Frank Pollack has turned to Boling's veteran leadership on the edge.

“I talk to Whit about a lot of things,” says Boling, the typical lineman adamant about not giving up secrets about secrets.

All kinds of tackles seem to talk to Whitworth. Young guys. Or guys like Glenn, who shared an agent with him and called to pick his brain. Or top veterans that shocked Whitworth by somehow getting his number during the offseason and giving him a call to get some info. It seems as if he’s a pied piper for tackles.

“I don’t know about that,” Whitworth says. “I love that opportunity. You play this position, left or right, it doesn’t matter, you play tackle in this day and age of the NFL with all this offense, you’ve got a hell of a task each week. You feel for those guys. I want them to succeed. You always have a lot of respect for guys that go out and do the job.”

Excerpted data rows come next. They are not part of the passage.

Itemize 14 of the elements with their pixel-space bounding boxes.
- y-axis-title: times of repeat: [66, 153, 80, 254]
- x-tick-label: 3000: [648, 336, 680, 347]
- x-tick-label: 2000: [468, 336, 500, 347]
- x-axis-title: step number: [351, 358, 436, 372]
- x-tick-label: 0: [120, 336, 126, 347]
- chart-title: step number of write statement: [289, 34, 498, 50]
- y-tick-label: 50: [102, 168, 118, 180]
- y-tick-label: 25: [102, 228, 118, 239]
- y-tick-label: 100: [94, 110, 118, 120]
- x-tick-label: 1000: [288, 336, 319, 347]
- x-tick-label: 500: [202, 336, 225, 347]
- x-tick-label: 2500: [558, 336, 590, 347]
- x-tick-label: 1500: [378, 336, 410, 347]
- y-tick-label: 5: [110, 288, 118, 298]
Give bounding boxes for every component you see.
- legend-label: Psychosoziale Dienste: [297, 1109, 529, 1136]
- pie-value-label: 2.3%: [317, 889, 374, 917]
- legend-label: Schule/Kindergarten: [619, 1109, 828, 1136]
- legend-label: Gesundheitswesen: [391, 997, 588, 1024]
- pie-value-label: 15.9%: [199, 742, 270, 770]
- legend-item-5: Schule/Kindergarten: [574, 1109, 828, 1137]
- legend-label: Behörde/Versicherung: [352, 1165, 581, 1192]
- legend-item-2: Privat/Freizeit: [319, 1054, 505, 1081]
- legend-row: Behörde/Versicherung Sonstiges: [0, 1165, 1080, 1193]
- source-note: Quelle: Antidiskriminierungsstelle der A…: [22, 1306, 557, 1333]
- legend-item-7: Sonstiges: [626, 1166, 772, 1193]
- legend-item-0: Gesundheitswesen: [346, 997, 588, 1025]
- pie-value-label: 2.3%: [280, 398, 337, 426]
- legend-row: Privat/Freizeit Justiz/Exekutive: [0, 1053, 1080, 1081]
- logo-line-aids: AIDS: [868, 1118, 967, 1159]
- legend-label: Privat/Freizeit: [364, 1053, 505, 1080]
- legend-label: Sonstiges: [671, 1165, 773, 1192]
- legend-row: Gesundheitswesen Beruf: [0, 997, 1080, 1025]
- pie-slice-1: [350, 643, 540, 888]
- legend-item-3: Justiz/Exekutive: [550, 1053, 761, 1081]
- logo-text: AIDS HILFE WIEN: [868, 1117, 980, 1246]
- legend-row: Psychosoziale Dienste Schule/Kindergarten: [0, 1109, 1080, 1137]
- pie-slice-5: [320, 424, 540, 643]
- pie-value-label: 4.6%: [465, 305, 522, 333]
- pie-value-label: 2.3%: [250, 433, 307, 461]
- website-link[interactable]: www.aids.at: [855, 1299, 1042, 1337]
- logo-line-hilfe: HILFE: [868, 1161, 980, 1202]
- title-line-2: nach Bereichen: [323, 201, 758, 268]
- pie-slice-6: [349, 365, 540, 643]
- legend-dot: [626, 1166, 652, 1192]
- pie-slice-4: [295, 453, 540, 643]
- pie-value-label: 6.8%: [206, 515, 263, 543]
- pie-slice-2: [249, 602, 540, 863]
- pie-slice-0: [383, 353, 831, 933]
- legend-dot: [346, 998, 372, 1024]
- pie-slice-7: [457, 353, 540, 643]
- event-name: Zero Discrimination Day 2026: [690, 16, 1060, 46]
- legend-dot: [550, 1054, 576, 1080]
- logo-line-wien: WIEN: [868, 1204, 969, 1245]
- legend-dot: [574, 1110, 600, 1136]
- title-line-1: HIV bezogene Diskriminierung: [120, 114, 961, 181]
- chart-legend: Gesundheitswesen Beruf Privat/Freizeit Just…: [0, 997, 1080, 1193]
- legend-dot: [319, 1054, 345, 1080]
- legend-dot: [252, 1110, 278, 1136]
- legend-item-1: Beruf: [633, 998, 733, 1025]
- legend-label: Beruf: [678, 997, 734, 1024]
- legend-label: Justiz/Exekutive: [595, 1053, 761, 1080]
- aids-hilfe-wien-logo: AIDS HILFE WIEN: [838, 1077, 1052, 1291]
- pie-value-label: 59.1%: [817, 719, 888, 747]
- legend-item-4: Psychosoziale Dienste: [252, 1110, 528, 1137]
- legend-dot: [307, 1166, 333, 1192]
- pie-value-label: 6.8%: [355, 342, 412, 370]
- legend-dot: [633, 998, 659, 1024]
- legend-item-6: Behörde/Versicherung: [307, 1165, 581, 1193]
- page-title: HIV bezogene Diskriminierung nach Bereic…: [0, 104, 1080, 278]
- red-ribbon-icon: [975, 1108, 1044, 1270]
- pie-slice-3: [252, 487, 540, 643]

So maybe they talk shop. Maybe they don’t. Anyway, here is Whitworth’s scouting report on Boling:

“You’re going to be playing guys that are completely different. Clint’s a very cerebral guy that understands that and he’s able to evaluate and have a plan to block his guy. He’s got a game plan every week.”

A big factor, he says, is the new, young quarterback.

“Most people just don’t realize how important it is to get a feel for the guy in the pocket,” Whitworth says. “All that stuff is a huge adjustment. From the outside it’s hard to imagine. But just where the quarterback is in the pocket and if he‘s going to hold it or not, or how he operates in the pocket, whether he moves up or stays where he is. All those things are factors in whether he plays well or not. That’s why all 11 are the key.”

The irony of it all is that the last time the Bengals played the Chargers on the road (nearly five years to the day on Dec. 1, 2013 in San Diego), Boling tore his ACL on the fifth play and Whitworth replaced him going from left tackle to left guard. The Bengals ended up running for 164 yards by running 15 more times than passing it and preserved a 17-10 win when they ran the ball the last seven plays of the game.

But this Sunday is a bigger task.

“Moving inside,” says Whitworth when asked what is the easiest move. “Not even close.”

The Bengals don’t see it as such a leap because of the guy making the jump.

“Clint’s a pro’s pro,” Pollack says. “It’s the highest compliment I can give a guy.”